Женщина не кричала, не падала на колени, умоляя о пощаде, не бежала никуда. Глядя на Костю, она дождалась, пока станет тихо, и спросила:
– Ты отобрал у него?
– Да, я отобрал пистолет у твоего приятеля, – сказал Костя. – Что он охраняет?
– Банк, – сказала она.
– Там что, стволы после смены на руки сотрудникам выдают?
– Это не его ствол.
«Шьтвол». Дефект речи никуда не делся, угол рта всё так же перекошен, как будто женщина всё время тонко и иронично улыбается. Зато когда начинает говорить, левая сторона лица остается неподвижной, мёртвой. Парез лицевого нерва женщину не красит.
– Ты был вчера в деканате, – наконец вспомнила она, – ты сидел на столе и читал учебник.
– А ты стояла у стенда, – кивнул Костя, – и слушала, как двое договариваются о свидании. Что бы девушке, работающей на кафедре судебной медицины, делать в деканате посреди сессии?

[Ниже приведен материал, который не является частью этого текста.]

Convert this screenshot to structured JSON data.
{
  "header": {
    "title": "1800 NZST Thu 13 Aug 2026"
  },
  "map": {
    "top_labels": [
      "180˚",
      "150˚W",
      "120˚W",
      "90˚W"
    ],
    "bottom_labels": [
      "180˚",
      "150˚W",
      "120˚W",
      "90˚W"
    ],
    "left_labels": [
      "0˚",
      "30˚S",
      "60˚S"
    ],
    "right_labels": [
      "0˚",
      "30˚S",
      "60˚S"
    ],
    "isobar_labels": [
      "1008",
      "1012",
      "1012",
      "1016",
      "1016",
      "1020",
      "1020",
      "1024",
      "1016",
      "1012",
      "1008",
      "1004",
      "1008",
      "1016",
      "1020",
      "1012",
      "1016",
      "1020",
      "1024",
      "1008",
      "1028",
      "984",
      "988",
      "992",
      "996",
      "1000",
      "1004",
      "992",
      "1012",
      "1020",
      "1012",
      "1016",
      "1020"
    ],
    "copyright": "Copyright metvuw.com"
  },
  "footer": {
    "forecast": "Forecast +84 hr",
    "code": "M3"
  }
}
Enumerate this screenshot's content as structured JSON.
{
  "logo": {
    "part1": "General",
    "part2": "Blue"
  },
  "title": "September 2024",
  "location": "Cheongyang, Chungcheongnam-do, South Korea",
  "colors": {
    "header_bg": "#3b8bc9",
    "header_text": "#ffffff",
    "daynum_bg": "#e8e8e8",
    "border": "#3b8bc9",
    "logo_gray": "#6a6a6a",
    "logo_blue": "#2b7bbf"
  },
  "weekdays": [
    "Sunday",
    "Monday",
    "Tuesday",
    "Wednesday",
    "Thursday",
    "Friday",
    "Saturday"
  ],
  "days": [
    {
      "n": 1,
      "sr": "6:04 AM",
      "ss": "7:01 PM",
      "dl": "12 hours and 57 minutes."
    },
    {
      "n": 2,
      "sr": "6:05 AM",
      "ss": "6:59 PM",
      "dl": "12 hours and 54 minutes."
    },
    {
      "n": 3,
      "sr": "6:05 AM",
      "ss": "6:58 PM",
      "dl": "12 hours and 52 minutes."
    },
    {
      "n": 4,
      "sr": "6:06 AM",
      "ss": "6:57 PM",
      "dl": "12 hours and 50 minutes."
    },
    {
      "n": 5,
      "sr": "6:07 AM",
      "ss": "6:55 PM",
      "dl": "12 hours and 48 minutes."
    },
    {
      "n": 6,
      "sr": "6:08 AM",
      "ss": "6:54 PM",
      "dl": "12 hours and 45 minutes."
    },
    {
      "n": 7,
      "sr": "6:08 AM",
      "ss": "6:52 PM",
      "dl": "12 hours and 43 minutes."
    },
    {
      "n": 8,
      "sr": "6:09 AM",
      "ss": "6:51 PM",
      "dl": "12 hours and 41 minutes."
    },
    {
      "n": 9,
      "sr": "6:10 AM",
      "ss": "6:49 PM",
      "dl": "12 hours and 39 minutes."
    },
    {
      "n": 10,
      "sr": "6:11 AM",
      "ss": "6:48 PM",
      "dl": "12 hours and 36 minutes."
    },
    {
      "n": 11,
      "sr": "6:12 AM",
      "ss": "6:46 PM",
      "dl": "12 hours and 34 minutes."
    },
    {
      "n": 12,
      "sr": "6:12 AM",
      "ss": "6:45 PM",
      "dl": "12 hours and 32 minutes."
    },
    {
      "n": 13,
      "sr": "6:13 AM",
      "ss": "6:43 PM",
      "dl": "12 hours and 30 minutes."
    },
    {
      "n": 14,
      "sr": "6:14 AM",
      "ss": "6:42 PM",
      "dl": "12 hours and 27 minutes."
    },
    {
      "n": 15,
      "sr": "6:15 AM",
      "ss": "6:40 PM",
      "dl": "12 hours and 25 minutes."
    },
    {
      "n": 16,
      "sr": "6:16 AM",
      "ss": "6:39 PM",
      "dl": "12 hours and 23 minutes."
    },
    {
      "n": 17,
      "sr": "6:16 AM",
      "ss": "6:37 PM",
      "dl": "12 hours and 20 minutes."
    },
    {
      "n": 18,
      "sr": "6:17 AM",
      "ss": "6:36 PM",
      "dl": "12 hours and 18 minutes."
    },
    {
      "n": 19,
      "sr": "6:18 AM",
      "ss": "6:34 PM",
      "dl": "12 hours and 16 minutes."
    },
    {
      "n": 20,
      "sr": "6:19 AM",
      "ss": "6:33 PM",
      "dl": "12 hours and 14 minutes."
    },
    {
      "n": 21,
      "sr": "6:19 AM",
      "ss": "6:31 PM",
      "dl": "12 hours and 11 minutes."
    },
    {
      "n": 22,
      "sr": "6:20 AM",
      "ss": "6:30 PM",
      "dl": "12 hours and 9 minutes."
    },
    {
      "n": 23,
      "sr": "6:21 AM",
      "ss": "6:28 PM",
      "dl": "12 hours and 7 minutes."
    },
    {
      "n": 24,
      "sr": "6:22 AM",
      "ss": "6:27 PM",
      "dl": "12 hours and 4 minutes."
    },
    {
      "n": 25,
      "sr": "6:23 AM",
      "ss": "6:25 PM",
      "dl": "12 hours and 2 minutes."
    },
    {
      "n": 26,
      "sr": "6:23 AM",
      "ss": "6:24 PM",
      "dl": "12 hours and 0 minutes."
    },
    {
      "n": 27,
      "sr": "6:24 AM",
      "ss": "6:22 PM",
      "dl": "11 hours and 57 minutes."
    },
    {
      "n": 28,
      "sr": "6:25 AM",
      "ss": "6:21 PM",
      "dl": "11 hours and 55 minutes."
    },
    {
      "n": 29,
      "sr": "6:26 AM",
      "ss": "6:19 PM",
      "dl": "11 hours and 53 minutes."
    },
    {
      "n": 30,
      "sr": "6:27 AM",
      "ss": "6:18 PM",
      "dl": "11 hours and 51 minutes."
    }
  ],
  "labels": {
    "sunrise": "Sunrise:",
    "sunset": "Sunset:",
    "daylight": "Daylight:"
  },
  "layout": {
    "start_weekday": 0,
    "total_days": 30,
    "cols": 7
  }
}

– Доктор, вы мне льстите, я давно не девушка, – сказала она, и Костя вспомнил, что это цитата из пошлого анекдота. «Льштите». И мертвоватая кривая улыбка на женском лице.
– Что бы охраннику банка и препаратору из морга делать в деканате? Вам туда обоим ходить незачем. Что ж вы там торчите, через день, по очереди?
– Типа ты на нас пару раз посмотрел и сразу догадался? – «пошьмотрел» она произнесла с максимальным презрением. Всё-таки Костя её младше. Даже не на пять, а лет на десять.
– Я догадался, когда понял, у кого из вас может быть пистолет. Институт не пустырь и не трущоба. Исчезали все тихо, никто не кричал, не звал на помощь. Значит, вас было двое, и значит, у вас был ствол. Чтобы сказать: «Стой, не ори, не дёргайся».
Она усмехнулась и вытащила руку из джинсового кармана. Костя, к своему стыду сразу понял, а вернее, почувствовал, что значит «трясутся поджилки». Нож у неё в руке оказался не перочинный и не складной, а что-то вроде десантного тесака. Где она такой взяла? Ну конечно, на своей кафедре, из любой витрины с оружием. На минуточку.
– А потом ты подходила и била ножом, – сказал Костя, чтобы что-то сказать, а не пялиться на блестящее лезвие. – На спортплощадке так не вышло, Спирин попытался рыпаться. Был один выстрел. Пулю, наверное, подобрали менты, но остался след от неё на железной ступеньке.
Она завертела головой, словно ожидала ещё уйму народа и удивлялась: где все?
– Твой приятель лежит в анатомичке, – пояснил на всякий случай Костя, – на нём его собственные наручники, их я зацепил за батарею. Ключ выбросил.
– Ты ему так врезал? – недоверчиво поглядывая на Костю спросила она.